Setting Up Your Conda Environment

Install miniconda by following the instructions under “Quick command line install” for your operating system here: https://docs.anaconda.com/miniconda/.

Create and activate the conda environment for the book:

conda create --name book
conda activate book

Install PyTorch by selecting the appropriate parameters on this page: https://pytorch.org. Note that if your computer has a Nvidia GPU, you should select one of the CUDA versions for Compute Platform (ideally, the most recent one).

For example, for Mac OS, the configuration should look like this:

For a Linux machine with an Nvidia GPU, the configuration should look like this:

Then, run the indicated command. For example, for Macs the command generated is:

conda install pytorch::pytorch torchvision torchaudio -c pytorch

Lastly, install a few more needed packages:

conda install torchtext
conda install pip
conda install jupyter pandas matplotlib scikit-learn gensim nltk
pip install conllu transformers datasets
pip install accelerate -U

Environments in which this Code was Tested

Note that as these libraries evolve you may run into versions that are no longer compatible with this code. To control for this situation, we list below the exact environments that were used to test this code when we wrote the book. You can install any of these using the command conda env create -f <ENVIRONMENT-NAME>, e.g., conda env create -f environment_gpu.yml to install the environment for a Linux machine with GPU.

External Datasets Used

Binary Classification

For binary classification we used the Large Movie Review Dataset created by Andrew Maas. Because this dataset allows redistribution, we copied it in this repository at this location: https://github.com/clulab/gentlenlp/tree/main/notebooks/data/aclImdb, which is the location expected by the notebooks that implement binary classifiers. Please see the dataset’s README for more details, including the appropriate citation if you use this dataset in research publications.

Multiclass Classification

For multiclass classification we used a version of the AG News dataset. In particular, we used the simplified form of the dataset from the paper Character-level Convolutional Networks for Text Classification, which keeps only the four most frequent labels. The license for this dataset does not allow redistribution, so please download the archive ag_news_csv.tar.gz yourself from here. Uncompress the downloaded file, and copy the ag_news_csv folder under notebooks/data/ in your repository.

June 2025 update: Note that the current version of the AG News dataset has over 1M articles. In our code we used a version with only 120K examples. Mike Maxwell wrote a Python program that subsets the latest data, splits it into test and train, and converts from the original format into the the programs in this book are expecting. You can download his code here.

Pre-trained English Word Embeddings

Please download the these GloVe embeddings from the Stanford GloVe website. Once the glove.6B.zip file is downloaded, uncompress it and place the extracted glove.6B.300d.txt file in the notebooks/ folder.

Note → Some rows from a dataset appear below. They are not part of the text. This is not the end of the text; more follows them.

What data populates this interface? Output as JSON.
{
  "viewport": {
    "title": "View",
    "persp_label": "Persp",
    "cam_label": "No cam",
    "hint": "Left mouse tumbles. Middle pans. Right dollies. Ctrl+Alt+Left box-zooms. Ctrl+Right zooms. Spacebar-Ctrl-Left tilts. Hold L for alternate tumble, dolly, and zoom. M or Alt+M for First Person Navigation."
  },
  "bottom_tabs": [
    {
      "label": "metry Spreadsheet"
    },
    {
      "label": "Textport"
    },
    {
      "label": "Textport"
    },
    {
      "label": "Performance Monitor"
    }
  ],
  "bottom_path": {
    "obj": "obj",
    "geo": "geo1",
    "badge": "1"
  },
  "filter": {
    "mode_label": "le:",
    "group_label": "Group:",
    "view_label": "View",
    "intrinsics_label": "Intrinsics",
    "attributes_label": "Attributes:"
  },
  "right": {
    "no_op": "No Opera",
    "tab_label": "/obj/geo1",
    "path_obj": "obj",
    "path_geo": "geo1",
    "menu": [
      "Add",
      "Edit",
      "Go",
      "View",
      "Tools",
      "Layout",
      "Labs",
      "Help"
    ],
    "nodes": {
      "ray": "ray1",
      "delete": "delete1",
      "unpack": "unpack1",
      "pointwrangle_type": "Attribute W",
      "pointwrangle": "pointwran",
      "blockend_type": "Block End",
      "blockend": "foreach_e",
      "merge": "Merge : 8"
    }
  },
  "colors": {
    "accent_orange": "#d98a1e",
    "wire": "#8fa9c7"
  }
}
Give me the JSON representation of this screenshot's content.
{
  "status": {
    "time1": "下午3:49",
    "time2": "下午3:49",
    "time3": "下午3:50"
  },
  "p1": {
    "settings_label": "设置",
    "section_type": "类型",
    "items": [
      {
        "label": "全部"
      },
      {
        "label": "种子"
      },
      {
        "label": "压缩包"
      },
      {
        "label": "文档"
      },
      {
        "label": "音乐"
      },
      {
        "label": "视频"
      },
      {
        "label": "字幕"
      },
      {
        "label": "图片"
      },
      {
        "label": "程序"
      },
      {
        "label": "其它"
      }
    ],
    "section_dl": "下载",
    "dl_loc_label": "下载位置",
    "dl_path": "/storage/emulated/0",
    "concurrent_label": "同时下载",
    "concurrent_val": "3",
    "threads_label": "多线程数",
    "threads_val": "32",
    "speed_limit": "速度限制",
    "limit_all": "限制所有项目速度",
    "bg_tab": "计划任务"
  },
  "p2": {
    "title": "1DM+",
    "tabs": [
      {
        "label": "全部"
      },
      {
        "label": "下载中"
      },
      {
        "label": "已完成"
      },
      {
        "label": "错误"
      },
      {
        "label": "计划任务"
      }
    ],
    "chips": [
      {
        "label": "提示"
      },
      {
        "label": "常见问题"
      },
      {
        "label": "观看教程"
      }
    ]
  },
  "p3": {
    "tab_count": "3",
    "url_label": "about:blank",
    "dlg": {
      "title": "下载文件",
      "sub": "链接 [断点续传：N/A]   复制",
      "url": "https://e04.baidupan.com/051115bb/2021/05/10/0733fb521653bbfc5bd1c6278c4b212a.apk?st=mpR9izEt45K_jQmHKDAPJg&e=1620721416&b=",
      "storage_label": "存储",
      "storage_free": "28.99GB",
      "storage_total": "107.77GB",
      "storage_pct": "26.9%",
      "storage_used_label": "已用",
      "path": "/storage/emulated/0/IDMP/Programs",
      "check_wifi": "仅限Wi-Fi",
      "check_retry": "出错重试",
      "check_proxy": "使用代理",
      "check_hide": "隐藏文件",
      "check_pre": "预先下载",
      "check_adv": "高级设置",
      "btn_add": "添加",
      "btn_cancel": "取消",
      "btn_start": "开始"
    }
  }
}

Pre-trained Spanish Word Embeddings

Please download the these Spanish GloVe embeddings from the Spanish Word Embeddings GitHub repository. Once the glove-sbwc.i25.vec.gz file is downloaded, uncompress it and place the extracted glove-sbwc.i25.vec file in the notebooks/ folder.

Part-of-speech Tagging

For part-of-speech tagging we used the Spanish AnCora dataset that is included in the Universal Dependencies version 2.8 dataset. Its license does not allow redistribution, so please download the UD version 2.8 dataset from here. Uncompress the downloaded deep-ud-2.8-data.tgz file, and copy the UD_Spanish-AnCora folder under notebooks/data/ in your repository.